Q: What are your personal recommendations for the mentees?

A: Judging from my experience, I actually have a few!

First, be open to feedback and criticism. The main and the most important thing to remember here is that your mentor wants to help you and this is why they point out your mistakes. They genuinely want to help you grow so they say what areas of your expertise need improvement. I have met people who took feedback very personally and obviously, such an attitude can serve as a stopper on your way to growth.

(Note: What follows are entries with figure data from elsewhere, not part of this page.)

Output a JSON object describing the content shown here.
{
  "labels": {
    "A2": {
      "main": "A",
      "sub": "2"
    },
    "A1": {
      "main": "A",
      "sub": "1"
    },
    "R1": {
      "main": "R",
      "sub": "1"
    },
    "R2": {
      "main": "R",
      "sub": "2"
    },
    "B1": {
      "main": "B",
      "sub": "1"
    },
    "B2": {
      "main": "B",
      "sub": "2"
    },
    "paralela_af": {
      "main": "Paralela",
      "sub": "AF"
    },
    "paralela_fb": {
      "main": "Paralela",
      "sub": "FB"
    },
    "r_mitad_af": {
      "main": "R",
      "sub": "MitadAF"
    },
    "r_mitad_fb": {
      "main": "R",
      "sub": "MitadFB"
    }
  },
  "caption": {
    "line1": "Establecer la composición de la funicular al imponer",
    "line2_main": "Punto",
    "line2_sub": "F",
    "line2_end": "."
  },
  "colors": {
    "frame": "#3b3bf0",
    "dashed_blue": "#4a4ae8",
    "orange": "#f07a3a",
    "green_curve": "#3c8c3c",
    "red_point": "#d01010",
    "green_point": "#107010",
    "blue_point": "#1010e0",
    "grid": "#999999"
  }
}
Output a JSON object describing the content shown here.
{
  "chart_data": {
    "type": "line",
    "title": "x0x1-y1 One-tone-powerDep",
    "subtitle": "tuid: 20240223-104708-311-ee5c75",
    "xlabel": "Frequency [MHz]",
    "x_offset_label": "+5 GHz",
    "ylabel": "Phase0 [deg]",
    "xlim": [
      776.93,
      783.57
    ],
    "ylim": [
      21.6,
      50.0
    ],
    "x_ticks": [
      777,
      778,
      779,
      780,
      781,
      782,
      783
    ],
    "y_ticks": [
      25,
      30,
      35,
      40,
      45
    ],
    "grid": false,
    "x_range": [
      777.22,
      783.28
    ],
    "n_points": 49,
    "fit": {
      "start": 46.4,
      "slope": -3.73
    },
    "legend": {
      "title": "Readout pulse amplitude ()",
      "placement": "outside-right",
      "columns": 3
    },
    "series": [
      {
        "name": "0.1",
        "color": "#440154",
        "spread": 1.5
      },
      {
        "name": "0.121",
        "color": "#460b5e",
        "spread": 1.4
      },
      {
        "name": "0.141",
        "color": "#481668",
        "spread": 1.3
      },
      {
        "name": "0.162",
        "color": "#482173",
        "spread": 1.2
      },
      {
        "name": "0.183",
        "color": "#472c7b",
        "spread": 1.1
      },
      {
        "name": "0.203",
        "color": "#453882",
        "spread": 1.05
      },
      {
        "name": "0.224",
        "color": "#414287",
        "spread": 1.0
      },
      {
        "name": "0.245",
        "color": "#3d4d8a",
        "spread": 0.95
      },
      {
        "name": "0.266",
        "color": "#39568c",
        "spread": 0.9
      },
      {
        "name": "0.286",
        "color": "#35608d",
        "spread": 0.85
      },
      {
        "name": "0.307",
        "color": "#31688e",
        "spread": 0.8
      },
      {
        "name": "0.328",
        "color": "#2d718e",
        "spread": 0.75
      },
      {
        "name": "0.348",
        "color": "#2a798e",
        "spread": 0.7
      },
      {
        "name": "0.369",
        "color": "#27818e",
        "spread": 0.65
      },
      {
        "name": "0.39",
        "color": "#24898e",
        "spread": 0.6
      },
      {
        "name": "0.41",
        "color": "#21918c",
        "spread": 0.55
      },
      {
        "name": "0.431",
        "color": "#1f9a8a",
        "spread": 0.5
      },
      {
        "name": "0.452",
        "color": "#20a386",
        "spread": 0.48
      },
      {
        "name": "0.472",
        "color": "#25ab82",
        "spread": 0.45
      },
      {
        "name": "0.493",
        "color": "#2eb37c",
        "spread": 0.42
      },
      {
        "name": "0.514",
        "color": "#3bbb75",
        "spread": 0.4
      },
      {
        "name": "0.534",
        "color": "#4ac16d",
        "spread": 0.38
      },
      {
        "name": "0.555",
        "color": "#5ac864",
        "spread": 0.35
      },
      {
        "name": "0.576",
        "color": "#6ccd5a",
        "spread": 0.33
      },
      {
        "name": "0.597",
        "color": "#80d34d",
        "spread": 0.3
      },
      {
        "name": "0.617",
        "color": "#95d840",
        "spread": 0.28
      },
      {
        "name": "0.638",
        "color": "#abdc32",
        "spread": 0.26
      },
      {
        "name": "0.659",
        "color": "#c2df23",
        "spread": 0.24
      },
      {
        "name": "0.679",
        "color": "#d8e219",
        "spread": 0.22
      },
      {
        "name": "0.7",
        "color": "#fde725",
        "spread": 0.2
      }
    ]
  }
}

Second, be enthusiastic and proactive! After observing so many junior specialists, I can confidently state that your future career depends on your solely. If you are interested in your work, you will grow in no time! I always see if a person is passionate and I always approach them and offer them my help. This usually leads to great results: one of my mentees, for example, now works as a team lead.

A case from Raman Navarych

Raman is the vice head of the Android department in SoftTeco. Having rich experience in mentoring both big and small groups of people, Raman talks about his main responsibilities as a mentor and what is expected of the mentees.

Q: Tell us a bit about the mentoring process in your department.

A: Since the department is really big, a mentor (who is a senior developer) usually helps those junior specialists that either work on the same project or work with the same technological scope. In this way, both the mentor and the mentee work on the same thing and it’s easier for the mentor to share their knowledge and experience.

The same applies to me: when there is a junior specialist who works on the same project or with the same tech scope that I know, I always try helping them. 

Q: What are your main responsibilities as a mentor?

A: I mostly monitor people’s work, guide them in the right direction, see that they understand everything, and make sure they know what they do. As well, I offer a lot of additional support: I recommend articles and books, suggest studying English, etc. Overall, I see what are the areas for improvement and recommend the best way to work on them.

One more important thing that I do is helping a person with their professional development plan. If I see that a person is kind of “stuck” and really needs guidance, I approach them and together we come up with a plan for the nearest half a year or a year. However, it also happens that people approach me themselves as they are willing to learn more and create an actionable plan for future growth. This is really great when a person is proactive as it helps in all aspects of life and serves as a guarantee for success.

Q: Can you remember a really memorable mentee?

A: There was a guy who was a junior specialist. Since his first days in the company, he was constantly asking so many questions – but all of them were to the point and relevant. He displayed an incredible amount of interest and enthusiasm and no wonder he grew into a middle and then a senior developer really quick.

So to sum up, the success of the mentoring process depends on both the willingness of the mentor to provide valuable advice and support and on the mentee’s readiness to learn and be proactive. If you are a junior specialist, I highly recommend to take initiative and approach your mentor with questions or requests for help, this will help you grow really fast. As for the mentors, my advice is to be patient and to provide useful feedback to help people learn in an efficient manner.